Syphilis occurs worldwide and has a high incidence in regions outside Victoria. Other developed countries have experienced recent outbreaks. Imported infectious cases could result in syphilis re-emerging as a significant public health issue.
Reservoir of Treponema pallidum
Humans are the only reservoir.
Mode of transmission of Treponema pallidum
Transmission occurs primarily by sexual contact. Transplacental infection of a fetus may occur during the pregnancy of an infected woman. Fetal infection occurs with high frequency in untreated early infections of pregnant women, and with lower frequency later in the disease or in late latency.
Period of communicability of syphilis
A case is considered sexually infectious until the end of the early latent period, which is approximately 2 years after infection. Infectious moist mucocutaneous lesions are present in the primary and secondary stages of syphilis, and may recur intermittently in the early latent period. These lesions may not be apparent to the infected individual.
Susceptibility and resistance to syphilis
Everyone is susceptible to infection.
Control measures for syphilis
Education about safe sex practices, including the use of condoms, and early detection of infection by testing of people at risk are the main preventive measures.
Control of case
Penicillin is the drug of choice to treat syphilis.
Further information on the clinical management of patients with syphilis can be found in the latest edition of Therapeutic guidelines: antibiotic.
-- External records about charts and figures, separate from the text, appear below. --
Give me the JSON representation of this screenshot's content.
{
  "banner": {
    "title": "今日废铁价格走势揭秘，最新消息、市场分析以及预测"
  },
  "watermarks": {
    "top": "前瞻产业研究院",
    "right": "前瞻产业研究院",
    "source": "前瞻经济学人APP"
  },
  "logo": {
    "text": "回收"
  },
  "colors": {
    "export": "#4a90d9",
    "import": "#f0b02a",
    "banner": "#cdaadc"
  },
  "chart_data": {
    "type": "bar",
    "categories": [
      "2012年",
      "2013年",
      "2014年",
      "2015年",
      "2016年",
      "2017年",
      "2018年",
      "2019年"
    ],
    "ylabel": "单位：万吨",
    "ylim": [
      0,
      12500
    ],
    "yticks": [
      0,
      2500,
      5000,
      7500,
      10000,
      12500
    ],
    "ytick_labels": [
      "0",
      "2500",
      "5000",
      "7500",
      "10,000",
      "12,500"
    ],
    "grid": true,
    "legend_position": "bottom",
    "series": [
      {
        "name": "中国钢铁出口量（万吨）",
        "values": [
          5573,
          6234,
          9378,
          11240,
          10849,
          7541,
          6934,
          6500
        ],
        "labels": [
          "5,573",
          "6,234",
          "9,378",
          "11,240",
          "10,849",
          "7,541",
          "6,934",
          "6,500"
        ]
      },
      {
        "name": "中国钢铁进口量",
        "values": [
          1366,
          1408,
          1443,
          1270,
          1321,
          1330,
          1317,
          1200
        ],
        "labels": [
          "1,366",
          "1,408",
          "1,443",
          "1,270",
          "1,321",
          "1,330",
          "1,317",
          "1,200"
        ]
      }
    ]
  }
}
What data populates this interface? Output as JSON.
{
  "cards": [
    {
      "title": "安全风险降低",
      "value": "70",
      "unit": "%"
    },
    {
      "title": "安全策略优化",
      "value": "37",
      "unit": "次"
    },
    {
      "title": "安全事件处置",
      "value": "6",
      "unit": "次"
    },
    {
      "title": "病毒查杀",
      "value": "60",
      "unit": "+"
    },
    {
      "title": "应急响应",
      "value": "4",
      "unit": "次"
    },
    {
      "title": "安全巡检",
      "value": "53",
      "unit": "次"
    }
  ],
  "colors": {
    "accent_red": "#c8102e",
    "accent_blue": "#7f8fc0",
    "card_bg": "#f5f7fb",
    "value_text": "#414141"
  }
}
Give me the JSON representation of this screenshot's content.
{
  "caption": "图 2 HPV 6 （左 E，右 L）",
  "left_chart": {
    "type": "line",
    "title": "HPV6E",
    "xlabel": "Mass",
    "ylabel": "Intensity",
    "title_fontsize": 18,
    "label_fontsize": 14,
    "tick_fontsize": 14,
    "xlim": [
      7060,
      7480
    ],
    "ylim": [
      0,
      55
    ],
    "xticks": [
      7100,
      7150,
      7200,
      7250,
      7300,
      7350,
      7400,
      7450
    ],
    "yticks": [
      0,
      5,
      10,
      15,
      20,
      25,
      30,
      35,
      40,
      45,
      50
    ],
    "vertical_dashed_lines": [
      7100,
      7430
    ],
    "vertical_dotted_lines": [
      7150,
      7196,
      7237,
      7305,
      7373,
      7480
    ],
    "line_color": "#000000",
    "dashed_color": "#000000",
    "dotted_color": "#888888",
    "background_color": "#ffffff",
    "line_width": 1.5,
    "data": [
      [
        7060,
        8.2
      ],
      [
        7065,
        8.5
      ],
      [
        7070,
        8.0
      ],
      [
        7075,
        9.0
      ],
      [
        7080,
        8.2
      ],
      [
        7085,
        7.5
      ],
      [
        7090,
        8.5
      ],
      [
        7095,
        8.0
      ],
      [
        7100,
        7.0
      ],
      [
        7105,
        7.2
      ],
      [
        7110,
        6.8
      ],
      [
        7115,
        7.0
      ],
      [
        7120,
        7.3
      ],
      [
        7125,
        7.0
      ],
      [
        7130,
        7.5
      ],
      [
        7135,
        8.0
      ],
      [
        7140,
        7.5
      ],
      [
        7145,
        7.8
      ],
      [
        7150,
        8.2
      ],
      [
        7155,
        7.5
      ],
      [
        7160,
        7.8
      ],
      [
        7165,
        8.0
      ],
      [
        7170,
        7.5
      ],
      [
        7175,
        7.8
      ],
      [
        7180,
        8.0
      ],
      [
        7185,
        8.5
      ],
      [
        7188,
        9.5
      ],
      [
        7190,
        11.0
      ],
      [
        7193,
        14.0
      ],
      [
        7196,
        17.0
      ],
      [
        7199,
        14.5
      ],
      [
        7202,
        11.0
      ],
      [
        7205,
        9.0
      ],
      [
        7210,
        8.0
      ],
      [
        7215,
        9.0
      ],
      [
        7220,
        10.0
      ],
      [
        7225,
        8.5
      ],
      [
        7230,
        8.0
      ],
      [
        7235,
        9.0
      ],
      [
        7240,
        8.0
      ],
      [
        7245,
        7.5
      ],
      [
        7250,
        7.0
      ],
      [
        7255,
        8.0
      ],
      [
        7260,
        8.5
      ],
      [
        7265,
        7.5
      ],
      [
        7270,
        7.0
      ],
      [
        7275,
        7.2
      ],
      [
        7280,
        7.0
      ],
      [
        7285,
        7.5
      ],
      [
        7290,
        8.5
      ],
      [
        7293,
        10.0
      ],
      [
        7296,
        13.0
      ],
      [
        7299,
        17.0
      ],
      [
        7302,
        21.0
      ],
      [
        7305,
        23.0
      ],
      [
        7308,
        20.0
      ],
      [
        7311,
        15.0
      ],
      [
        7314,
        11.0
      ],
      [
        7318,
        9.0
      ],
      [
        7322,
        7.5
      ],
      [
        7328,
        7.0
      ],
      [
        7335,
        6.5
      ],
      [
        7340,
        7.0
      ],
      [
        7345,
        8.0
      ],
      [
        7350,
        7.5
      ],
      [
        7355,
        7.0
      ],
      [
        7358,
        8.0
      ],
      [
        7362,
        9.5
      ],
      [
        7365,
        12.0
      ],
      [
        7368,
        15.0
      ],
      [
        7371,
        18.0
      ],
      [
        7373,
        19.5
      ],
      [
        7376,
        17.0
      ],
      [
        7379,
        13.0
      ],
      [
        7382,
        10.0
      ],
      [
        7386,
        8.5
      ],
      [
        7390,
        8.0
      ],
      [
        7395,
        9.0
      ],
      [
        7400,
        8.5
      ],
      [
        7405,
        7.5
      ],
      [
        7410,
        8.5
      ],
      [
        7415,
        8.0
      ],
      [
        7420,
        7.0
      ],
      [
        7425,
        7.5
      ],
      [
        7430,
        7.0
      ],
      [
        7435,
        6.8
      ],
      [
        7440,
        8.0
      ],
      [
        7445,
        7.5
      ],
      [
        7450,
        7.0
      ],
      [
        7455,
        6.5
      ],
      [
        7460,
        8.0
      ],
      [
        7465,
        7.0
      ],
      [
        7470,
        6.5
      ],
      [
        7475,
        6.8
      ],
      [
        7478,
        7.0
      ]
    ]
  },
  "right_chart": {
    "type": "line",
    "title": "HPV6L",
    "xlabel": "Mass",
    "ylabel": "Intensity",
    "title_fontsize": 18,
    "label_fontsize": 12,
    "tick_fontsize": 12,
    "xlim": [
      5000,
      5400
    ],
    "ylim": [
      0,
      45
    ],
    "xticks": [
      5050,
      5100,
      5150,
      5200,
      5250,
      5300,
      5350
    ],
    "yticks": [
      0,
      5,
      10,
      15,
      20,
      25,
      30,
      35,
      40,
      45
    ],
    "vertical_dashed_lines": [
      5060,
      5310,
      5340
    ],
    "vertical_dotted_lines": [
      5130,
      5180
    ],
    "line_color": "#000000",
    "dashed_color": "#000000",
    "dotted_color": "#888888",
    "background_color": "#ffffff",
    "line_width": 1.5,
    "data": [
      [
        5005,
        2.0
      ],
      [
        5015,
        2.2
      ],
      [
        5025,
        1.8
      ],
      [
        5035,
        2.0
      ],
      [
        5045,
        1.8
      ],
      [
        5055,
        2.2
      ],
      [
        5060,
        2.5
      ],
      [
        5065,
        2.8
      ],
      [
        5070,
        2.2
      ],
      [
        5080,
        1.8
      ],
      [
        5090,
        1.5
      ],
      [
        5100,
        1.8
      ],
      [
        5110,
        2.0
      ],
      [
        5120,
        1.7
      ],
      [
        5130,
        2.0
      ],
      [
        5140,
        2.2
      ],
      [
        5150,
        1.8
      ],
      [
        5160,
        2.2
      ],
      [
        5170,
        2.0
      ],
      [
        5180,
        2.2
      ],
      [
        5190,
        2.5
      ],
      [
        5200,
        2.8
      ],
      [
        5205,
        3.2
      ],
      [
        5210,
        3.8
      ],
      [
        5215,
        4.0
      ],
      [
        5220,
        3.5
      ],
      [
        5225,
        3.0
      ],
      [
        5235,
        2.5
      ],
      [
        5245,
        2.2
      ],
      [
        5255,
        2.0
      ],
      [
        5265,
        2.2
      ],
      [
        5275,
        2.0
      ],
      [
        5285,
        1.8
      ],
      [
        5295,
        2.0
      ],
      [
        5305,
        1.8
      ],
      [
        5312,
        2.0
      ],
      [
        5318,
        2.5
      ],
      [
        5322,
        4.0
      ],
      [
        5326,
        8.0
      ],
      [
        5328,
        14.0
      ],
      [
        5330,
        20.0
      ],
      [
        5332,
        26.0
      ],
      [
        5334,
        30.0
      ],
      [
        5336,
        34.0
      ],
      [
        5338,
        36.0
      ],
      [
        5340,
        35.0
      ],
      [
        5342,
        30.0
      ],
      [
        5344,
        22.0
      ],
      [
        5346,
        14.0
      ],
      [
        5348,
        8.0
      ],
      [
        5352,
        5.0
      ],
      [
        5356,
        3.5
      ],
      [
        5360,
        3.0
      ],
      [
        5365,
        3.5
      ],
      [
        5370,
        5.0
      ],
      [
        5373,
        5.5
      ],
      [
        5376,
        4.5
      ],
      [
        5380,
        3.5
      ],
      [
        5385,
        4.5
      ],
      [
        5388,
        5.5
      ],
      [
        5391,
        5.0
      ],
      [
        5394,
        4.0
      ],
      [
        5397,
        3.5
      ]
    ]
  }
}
Because of the requirement for long-term follow-up and possible complications, it is advisable to seek specialist advice for management.
Control of contacts
Sexual contacts should be identified. The extent of contact tracing depends on the clinical stage of infection.
For primary syphilis, all people having sexual contact with the index case during the 3 months preceding onset should be evaluated. Such contacts should be treated as for the case, even if their serology is negative.
For secondary syphilis, this period should be extended to 6 months and, for early latent syphilis, to 12 months.
For late latent syphilis, any sexual partners and children of infected women should be evaluated.
For congenital syphilis, all members of the immediate family should be evaluated.
Contact tracing assistance can be provided by the department’s notification officers.
All newborns of mothers with syphilis should be investigated and treated in consultation with a specialist.